I have recetly been provided with a new digital cable box, the Samsung Virgin Media V Box (Model: SMT 21110c) and I cannot find the settings on my TiVO box that will allow me to change the cable box channel. I also have the digital cable adapter.

My apologies if this answer can be found in the forums, I couldn't find it and I am very new to forums! 

Hope someone can help!

Thanks

~ Tony


----------



## cwaring (Feb 12, 2002)

Hello there and welcome.

Using the V Box with Tivo is well-documented on this forum.

Here's a couple of threads to get you started:
http://www.tivocommunity.com/tivo-vb/showthread.php?t=349355
http://www.tivocommunity.com/tivo-vb/showthread.php?t=343768


----------



## RichardJH (Oct 7, 2002)

> I don't have a V+ Box so can't answer your question directly


And neither does tonysan by the sounds of it



> Samsung Virgin Media V Box (Model: SMT 21110c)


----------



## cwaring (Feb 12, 2002)

Oh bother  I need to read learn to read proper 

Well in that case, Tivo can certainly control the V Box as I and a few others on here have one.

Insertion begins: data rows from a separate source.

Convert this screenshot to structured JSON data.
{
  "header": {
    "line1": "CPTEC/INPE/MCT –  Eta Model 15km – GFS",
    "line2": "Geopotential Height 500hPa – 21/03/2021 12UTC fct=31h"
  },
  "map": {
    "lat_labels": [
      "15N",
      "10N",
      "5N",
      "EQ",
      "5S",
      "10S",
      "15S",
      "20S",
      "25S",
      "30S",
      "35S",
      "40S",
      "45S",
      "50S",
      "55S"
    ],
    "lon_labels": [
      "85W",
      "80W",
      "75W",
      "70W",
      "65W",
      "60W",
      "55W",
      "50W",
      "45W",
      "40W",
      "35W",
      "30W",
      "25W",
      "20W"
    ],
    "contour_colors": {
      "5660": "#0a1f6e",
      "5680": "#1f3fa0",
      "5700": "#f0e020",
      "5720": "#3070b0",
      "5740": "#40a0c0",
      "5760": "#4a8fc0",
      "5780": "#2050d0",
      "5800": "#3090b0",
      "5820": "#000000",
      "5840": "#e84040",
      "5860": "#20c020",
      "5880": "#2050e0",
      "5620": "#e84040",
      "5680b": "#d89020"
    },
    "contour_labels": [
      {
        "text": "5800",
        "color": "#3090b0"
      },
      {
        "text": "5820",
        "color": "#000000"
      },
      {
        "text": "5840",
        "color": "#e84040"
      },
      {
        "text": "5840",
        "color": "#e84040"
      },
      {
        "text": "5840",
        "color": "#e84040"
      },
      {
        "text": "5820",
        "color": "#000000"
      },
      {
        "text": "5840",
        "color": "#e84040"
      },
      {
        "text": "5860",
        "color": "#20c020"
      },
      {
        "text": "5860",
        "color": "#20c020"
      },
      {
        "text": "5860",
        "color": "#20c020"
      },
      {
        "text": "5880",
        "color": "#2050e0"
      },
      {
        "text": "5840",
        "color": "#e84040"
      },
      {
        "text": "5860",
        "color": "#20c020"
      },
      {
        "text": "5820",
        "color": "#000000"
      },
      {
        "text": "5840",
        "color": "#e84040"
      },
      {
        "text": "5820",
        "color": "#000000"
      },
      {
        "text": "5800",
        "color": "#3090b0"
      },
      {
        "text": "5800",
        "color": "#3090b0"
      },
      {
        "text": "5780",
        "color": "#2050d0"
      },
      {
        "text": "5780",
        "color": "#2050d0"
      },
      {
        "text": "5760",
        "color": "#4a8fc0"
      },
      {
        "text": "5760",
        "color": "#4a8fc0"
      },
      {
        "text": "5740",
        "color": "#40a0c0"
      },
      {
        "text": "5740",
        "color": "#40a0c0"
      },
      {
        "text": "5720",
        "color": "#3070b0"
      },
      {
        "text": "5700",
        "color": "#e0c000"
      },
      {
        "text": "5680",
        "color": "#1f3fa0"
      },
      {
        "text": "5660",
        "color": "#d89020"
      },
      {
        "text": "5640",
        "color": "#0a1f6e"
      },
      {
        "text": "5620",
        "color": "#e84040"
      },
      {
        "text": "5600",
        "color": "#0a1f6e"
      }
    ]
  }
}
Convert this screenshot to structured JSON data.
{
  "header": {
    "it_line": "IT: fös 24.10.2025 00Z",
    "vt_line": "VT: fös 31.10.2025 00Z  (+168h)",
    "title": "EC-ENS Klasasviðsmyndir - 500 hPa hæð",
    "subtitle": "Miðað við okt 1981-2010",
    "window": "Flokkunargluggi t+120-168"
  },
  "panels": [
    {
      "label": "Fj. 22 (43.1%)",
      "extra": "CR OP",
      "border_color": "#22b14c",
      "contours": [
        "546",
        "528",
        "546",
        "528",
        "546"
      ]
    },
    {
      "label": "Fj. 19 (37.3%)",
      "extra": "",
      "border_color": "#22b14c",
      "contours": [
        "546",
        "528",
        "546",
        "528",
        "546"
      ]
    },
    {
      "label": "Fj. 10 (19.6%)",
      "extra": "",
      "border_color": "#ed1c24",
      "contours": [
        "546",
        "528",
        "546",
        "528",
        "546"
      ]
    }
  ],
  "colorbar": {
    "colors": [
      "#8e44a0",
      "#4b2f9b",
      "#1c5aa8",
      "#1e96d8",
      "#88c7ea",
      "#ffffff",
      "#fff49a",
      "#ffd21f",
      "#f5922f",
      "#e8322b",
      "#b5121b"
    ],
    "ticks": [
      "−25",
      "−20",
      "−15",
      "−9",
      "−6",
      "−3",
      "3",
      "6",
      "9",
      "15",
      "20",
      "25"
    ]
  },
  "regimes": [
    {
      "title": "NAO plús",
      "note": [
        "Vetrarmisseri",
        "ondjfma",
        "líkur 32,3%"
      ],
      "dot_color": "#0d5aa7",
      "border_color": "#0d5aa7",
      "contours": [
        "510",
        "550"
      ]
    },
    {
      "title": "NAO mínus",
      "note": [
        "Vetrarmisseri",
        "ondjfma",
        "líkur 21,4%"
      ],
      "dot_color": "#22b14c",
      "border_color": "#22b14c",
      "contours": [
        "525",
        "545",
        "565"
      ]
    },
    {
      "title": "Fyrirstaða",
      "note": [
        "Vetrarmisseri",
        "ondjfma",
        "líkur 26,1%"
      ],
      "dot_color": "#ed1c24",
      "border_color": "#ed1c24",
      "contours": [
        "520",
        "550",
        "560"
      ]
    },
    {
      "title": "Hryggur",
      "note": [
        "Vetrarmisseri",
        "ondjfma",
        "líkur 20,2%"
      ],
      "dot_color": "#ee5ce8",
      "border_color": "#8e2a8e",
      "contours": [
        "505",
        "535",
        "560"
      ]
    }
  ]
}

Original post edited to correct info


----------



## tonysan (Jul 14, 2007)

Hiya Carl and everyone else! 

Thanks for the threads and help, but still not having much joy. When I contacted TiVO customer support in the first instance that the channel changing wasn't working, we went through a lot of different settings under the "set top box control" within the TiVO menu, so now I have no idea what settings to try...

Within the TiVO menus "Recorder & Phone set up | Set top box control, My current settings are as follows...

Set-Top Box Brand: *Samsung*
Box Channels: *No leading Zeros*
Set Top Box enter key: (enter key to complete channel): *No*
Front IR Blaster: *No, do not use the front IR Blaster*

and for the IR Test code if anyone knows one that works, I would be grateful

Sorry for so many questions

~ Tony (TiVO rookie!)


----------



## RichardJH (Oct 7, 2002)

carl seems to have his working OK so I reckon go for the same settings.

http://www.tivocommunity.com/tivo-vb/showthread.php?t=343768 post no 20


----------



## cwaring (Feb 12, 2002)

Ineed. As mentioned in one of the threads I linked to 
http://www.tivocommunity.com/tivo-vb/showthread.php?p=4961645&&#post4961645

Set-Top Box Brand: *Samsung*
Box Channels: *No leading Zeros*
Set Top Box enter key: (enter key to complete channel): *No*
Front IR Blaster: *No, do not use the front IR Blaster*
Code Used: *20045*

Also, and this is _very_ important, turn the mini-guide (on the Samsung) *OFF*.


----------